Inpatient care of patients with nonrhabdomyosarcoma soft tissue sarcomas (NRSTS) involves admissions for chemotherapy and for supportive care related to therapy.

Patients must be hospitalized to manage episodes of fever and neutropenia and to start broad-spectrum antibiotic coverage while culture results or recovery from illness are awaited.

The long-term effects of NRSTS treatment in children are many.

Surgical treatments may cause marked permanent functional deficits, depending on the location and extent of surgery.
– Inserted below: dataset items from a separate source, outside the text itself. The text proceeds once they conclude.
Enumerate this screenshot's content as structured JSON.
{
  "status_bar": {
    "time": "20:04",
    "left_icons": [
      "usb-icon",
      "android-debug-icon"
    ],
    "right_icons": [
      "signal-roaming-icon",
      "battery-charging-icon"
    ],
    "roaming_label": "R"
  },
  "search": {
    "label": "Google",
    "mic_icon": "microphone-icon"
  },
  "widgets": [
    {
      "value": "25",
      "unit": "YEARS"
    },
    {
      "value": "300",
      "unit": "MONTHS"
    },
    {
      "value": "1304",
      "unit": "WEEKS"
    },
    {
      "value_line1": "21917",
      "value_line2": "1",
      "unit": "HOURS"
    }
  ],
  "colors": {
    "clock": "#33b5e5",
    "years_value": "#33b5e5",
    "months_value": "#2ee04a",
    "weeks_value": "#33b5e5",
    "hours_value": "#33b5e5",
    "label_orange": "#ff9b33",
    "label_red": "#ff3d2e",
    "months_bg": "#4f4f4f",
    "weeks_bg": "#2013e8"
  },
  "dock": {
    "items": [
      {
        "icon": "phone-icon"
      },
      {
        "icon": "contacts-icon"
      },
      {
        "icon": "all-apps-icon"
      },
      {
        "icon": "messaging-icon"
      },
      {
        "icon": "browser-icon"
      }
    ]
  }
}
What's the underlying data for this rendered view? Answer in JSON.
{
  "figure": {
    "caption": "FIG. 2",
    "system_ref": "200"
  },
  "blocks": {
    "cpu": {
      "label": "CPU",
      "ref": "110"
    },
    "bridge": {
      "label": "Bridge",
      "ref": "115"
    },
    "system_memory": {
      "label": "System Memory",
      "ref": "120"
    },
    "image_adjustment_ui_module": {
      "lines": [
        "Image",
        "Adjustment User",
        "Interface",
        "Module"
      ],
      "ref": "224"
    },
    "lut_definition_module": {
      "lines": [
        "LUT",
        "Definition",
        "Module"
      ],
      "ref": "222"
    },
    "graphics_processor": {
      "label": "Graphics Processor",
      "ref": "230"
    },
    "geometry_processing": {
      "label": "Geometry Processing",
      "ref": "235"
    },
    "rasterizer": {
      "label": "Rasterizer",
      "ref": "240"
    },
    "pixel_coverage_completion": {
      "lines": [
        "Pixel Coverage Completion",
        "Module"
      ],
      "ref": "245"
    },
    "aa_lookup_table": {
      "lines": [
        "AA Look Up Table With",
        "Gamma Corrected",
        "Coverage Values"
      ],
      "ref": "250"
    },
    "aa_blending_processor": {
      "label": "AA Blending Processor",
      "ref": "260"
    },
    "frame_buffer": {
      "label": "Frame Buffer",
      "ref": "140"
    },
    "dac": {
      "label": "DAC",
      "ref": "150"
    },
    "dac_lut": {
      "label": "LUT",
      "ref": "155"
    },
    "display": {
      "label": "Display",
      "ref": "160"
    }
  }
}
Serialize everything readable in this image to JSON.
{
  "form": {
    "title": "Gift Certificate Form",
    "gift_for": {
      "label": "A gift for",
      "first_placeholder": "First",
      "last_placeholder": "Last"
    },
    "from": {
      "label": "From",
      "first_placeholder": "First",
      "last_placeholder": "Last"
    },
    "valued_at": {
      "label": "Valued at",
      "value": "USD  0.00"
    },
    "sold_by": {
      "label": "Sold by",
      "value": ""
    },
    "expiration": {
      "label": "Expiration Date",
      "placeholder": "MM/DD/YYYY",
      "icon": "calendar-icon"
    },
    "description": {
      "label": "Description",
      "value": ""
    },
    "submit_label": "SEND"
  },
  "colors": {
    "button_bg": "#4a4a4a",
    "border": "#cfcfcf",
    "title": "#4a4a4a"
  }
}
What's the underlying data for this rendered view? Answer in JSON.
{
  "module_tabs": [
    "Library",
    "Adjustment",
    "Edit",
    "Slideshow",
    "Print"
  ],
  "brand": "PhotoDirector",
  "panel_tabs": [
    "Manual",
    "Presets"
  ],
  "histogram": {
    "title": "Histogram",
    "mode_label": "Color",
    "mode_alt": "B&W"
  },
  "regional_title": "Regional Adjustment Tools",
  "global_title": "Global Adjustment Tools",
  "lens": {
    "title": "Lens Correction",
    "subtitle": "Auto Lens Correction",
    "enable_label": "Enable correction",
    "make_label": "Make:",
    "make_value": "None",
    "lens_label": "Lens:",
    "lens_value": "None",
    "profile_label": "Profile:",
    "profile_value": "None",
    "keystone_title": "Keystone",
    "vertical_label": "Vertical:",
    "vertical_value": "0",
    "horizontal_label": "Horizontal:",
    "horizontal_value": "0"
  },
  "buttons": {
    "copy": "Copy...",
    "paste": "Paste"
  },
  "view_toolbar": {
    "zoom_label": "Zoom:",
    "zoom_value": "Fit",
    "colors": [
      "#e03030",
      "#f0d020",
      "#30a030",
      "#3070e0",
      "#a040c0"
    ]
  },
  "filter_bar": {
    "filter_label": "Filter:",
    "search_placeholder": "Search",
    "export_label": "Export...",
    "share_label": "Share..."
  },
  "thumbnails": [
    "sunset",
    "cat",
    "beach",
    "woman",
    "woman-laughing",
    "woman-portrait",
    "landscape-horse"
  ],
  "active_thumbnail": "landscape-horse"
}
The use of chemotherapy has been associated with numerous late effects. Doxorubicin can cause life-threatening cardiomyopathy. Ifosfamide can cause permanent renal impairment, hemorrhagic cystitis, infertility, gonadal failure, and an increased risk of secondary malignancies. Radiation therapy can also have lifelong debilitating effects. The effects of radiation depend on the location irradiated and the amount of radiation given to the site. Common effects can include growth plate arrest, pulmonary fibrosis, development of muscle fibrosis and contractures, and development of a secondary cancer in the radiation field.

Prognostic factors for children with NRSTS include the presence of metastatic disease, ability to achieve local control, tumor size and invasiveness, and tumor histologic grade.

According to IRS groups, survival rates are as follows:

• Group I - 82%

• Group II - 67%

• Group III - 12%

• Group IV - 5

Tumor, node, and metastases (TNM) stage 4 ( the presence of metastasis) correlates with an extremely poor prognosis of (< 20%).

Many factors contribute to survival, but the degree of resectability at the time of diagnosis is the most important factor identified to date.